Время тянулось медленно, и пока не было ни малейшего признака скорого появления Акиняна. Рука Ануш болела в том месте, куда впились пальцы Парзик. Новоиспеченная жена Вардана была бледна и напряжена и за все время едва вымолвила пару слов. Каждую секунду она бросала взгляд туда, где стоял возле подмостков Вардан.
Наконец на дальнем конце площади показался жандарм, за ним следовали еще десятка полтора жандармов. Между ними тащился отец Вардана. Акинян всегда был худым, но теперь это был сломленный сгорбленный старик, с трудом переставлявший связанные ноги, и при виде его у всех собравшихся вырвался возглас сочувствия. Проступали каждая кость и каждая жила под кожей, которая, казалось, едва удерживала их вместе.
Он что-то бормотал себе под нос, уставившись на ноги, будто не осознавая, что здесь собрались люди. Рыдание сорвалось с губ Вардана, Парзик прикрыла рот дрожащими руками. Старшие женщины начали голосить так, как причитают по покойнику, другие перебирали четки, будто отсчитывали, сколько старику осталось жить.
У Акиняна не было сил подняться по ступенькам на помост, и его подтолкнули. Он споткнулся и упал.
Он ударился лицом о деревянные ступеньки с отвратительным глухим стуком, и Вардан, которого никто не успел остановить, подбежал к отцу, истекающему кровью на ступеньках подмостков.
– Отойди! – крикнул жандарм, но Вардан остался сидеть на корточках возле отца.
– Папа! – прошептал он, утирая кровь с его лица. – Я здесь… Это я, Вардан.
Акинян посмотрел на сына, в его взгляде читались страх и смятение.

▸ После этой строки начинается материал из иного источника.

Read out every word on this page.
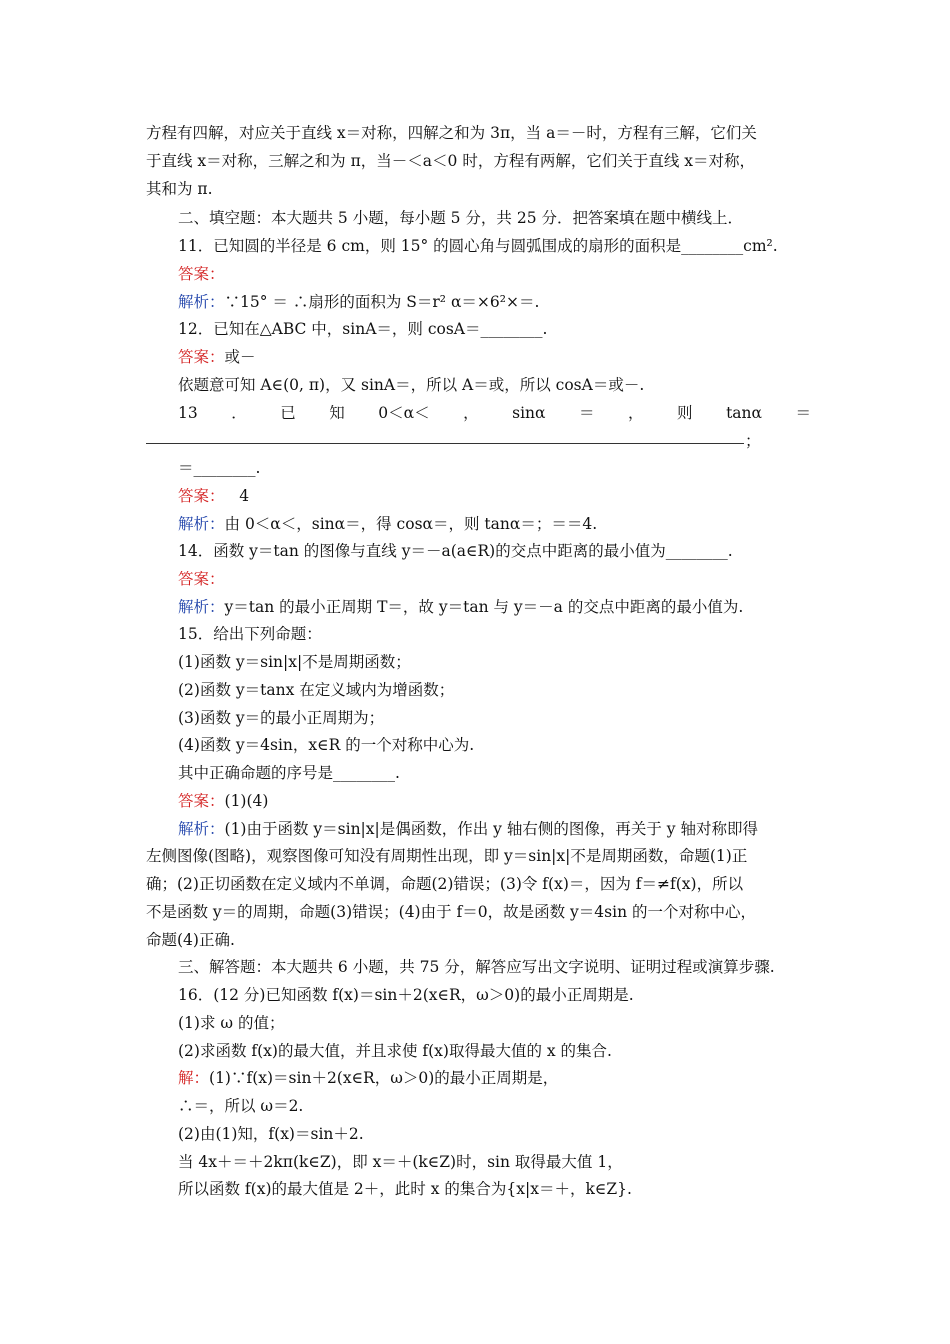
方程有四解，对应关于直线 x＝对称，四解之和为 3π，当 a＝－时，方程有三解，它们关
于直线 x＝对称，三解之和为 π，当－＜a＜0 时，方程有两解，它们关于直线 x＝对称，
其和为 π.
二、填空题：本大题共 5 小题，每小题 5 分，共 25 分．把答案填在题中横线上．
11．已知圆的半径是 6 cm，则 15° 的圆心角与圆弧围成的扇形的面积是________cm².
答案：
解析：∵15° ＝ ∴扇形的面积为 S＝r² α＝×6²×＝.
12．已知在△ABC 中，sinA＝，则 cosA＝________.
答案：或－
依题意可知 A∈(0, π)，又 sinA＝，所以 A＝或，所以 cosA＝或－.
13 ． 已 知 0＜α＜ ， sinα ＝ ， 则 tanα ＝
；
＝________.
答案： 4
解析：由 0＜α＜，sinα＝，得 cosα＝，则 tanα＝；＝＝4.
14．函数 y＝tan 的图像与直线 y＝－a(a∈R)的交点中距离的最小值为________.
答案：
解析：y＝tan 的最小正周期 T＝，故 y＝tan 与 y＝－a 的交点中距离的最小值为.
15．给出下列命题：
(1)函数 y＝sin|x|不是周期函数；
(2)函数 y＝tanx 在定义域内为增函数；
(3)函数 y＝的最小正周期为；
(4)函数 y＝4sin，x∈R 的一个对称中心为.
其中正确命题的序号是________.
答案：(1)(4)
解析：(1)由于函数 y＝sin|x|是偶函数，作出 y 轴右侧的图像，再关于 y 轴对称即得
左侧图像(图略)，观察图像可知没有周期性出现，即 y＝sin|x|不是周期函数，命题(1)正
确；(2)正切函数在定义域内不单调，命题(2)错误；(3)令 f(x)＝，因为 f＝≠f(x)，所以
不是函数 y＝的周期，命题(3)错误；(4)由于 f＝0，故是函数 y＝4sin 的一个对称中心，
命题(4)正确.
三、解答题：本大题共 6 小题，共 75 分，解答应写出文字说明、证明过程或演算步骤.
16．(12 分)已知函数 f(x)＝sin＋2(x∈R，ω＞0)的最小正周期是.
(1)求 ω 的值；
(2)求函数 f(x)的最大值，并且求使 f(x)取得最大值的 x 的集合.
解：(1)∵f(x)＝sin＋2(x∈R，ω＞0)的最小正周期是，
∴＝，所以 ω＝2.
(2)由(1)知，f(x)＝sin＋2.
当 4x＋＝＋2kπ(k∈Z)，即 x＝＋(k∈Z)时，sin 取得最大值 1，
所以函数 f(x)的最大值是 2＋，此时 x 的集合为{x|x＝＋，k∈Z}.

Он покачал головой и отвернулся.
– Я сказал, отойди! – Жандарм пнул Вардана пыльным ботинком.
– Дайте им несколько минут! – попросил доктор Стюарт. – Это сын Акиняна, его мальчик! Он только хочет попрощаться…
– Я знаю, кто он! – презрительно рявкнул жандарм. – Уберите его, или я повешу его рядом со стариком!
Отец Грегори помог Акиняну подняться на ноги, а доктор Стюарт тем временем увел всхлипывающего Вардана. Наконец с помощью священника старик поднялся по ступенькам на помост.
– Папа… папа! – кричал Вардан.
На шею его отца уже накинули веревку.
Парзик уткнулась лицом в плечо Ануш, Гохар крестилась.
Старик все что-то бормотал, слова слетали с его губ с невероятной скоростью, ведь вскоре им овладеет безмолвие.
Он качал головой из стороны в сторону, а наброшенная на дряблую шею веревка впивалась в нее все сильнее. По сигналу офицера веревку подтянули, Акинян балансировал на носках несколько секунд, но потом раздался удар, под стариком открылся люк, и он повис над пустотой.
Воцарилась тишина.
Никто не произнес ни звука, когда ноги старика задергались, рот раскрылся, губы раздулись и посинели. Как только тело перестало биться и повисло неподвижно, раздался протяжный страшный вопль Вардана.
На протяжении трех недель после казни жандармы запрещали Вардану снять тело отца – чтобы это страшное зрелище стало предостережением для других сторонников русских, говорили они. Наконец, после вмешательства доктора Стюарта и отца Грегори, разрешение на захоронение было дано и Мислав был погребен на армянском кладбище, примыкающем к церкви.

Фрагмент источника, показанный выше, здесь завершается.